Early Roads

"Annie," First Boat Launched Upon, Yellowstone National Park, YELL 50375
(Forms for Concrete Bridge), Yellowstone National Park YELL 22521

Although Congress declared Yellowstone a national park, it did not provide funding for infrastructure and maintenance. The park’s first superintendent, Nathaniel P. Langford struggled to create the necessary systems to allow tourists to access Yellowstone. Philetus W. Norris became the next superintendent in 1877. Having received funding from Congress to “protect, preserve, and improve the Park,” Norris conducted map surveys and designed roads and trails to improve visitor experience. In 1883, Army Engineer Captain Dan C. Kingsman continued Norris’ work on the road now known as the Grand Loop. This road connects Mammoth Hot Springs, the Norris Geyser Basin, the Firehole Geyser Basin, Yellowstone Lake, the Grand Canyon of the Yellowstone River, and Tower Falls. In 1891, Army Engineer Major Hiram C. Chittenden began a nine-year road construction project to complete the Grand Loop. His layout emphasized Yellowstone’s natural beauty, rather than the shortest possible connections between points of interest. By 1906, the first iteration of the Grand Loop was complete, making wagon access to the park much easier for visitors and park administrators. Horse-drawn wagons and stagecoaches were able to use the Grand Loop with few discomforts. After automobiles were allowed in Yellowstone in 1915, flaws in its roadways became apparent as potholes wreaked havoc on tires and dust covered windshields.

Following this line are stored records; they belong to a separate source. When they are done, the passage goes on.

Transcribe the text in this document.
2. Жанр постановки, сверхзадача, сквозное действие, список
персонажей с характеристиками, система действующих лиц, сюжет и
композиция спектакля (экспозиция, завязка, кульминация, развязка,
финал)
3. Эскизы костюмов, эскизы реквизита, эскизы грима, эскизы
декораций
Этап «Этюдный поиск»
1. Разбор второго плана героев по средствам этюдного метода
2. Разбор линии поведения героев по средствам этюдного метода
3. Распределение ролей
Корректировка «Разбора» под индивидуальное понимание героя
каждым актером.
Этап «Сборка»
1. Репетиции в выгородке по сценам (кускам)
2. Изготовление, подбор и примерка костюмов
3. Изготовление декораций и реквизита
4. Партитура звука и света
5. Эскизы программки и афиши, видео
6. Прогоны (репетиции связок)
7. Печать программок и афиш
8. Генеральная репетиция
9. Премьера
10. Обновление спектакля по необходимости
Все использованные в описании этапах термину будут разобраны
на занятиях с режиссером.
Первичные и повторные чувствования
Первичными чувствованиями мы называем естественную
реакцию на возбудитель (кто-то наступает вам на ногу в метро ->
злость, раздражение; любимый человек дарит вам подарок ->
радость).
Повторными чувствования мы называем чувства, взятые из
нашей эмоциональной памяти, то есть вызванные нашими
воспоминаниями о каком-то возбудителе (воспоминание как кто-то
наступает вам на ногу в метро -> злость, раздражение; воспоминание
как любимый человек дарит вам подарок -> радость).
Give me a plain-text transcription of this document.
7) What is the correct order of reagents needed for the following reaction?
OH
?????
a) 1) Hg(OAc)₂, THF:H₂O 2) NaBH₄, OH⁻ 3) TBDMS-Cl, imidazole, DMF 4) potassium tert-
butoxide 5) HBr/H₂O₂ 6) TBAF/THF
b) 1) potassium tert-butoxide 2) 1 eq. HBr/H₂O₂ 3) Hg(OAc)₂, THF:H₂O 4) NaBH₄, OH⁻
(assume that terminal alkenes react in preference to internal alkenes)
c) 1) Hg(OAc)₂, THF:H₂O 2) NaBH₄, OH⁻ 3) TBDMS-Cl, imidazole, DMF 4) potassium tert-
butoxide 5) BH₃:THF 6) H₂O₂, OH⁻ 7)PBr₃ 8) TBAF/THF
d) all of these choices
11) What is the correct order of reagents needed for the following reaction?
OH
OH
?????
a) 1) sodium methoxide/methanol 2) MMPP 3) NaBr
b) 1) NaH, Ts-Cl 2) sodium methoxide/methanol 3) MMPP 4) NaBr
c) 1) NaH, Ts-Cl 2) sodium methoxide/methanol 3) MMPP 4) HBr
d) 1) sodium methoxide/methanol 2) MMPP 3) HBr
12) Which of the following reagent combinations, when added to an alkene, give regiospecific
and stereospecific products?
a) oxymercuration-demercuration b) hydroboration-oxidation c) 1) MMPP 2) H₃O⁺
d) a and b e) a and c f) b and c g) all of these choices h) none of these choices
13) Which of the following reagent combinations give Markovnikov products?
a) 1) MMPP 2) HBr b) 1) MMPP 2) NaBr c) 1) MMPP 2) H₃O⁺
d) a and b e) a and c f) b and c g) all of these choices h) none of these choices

In 1926, the Rockefeller family sponsored a roadside cleanup effort, and with it came an ambitious plan to update park roads. President Franklin D. Roosevelt’s government relief programs made additional funding available during the Great Depression. Civilian Conservation Corps (CCC) laborers began working on park infrastructure projects in 1933. Focusing on the Grand Loop and the park’s entrance highways, CCC workers expanded roads to be 28 feet wide, painted center stripes on roads, and constructed bridges. During this period, much of the park’s 347-mile road system was improved to meet national highway standards. Laborers coated 155 miles of Yellowstone’s roads in asphalt, removed potholes and tarred roads to remove dust over 96 miles, and constructed 30 bridges. By the end of the project, only 100 miles of road still needed improvement. The days of Yellowstone’s dusty, muddy, and dangerous dirt roads were over.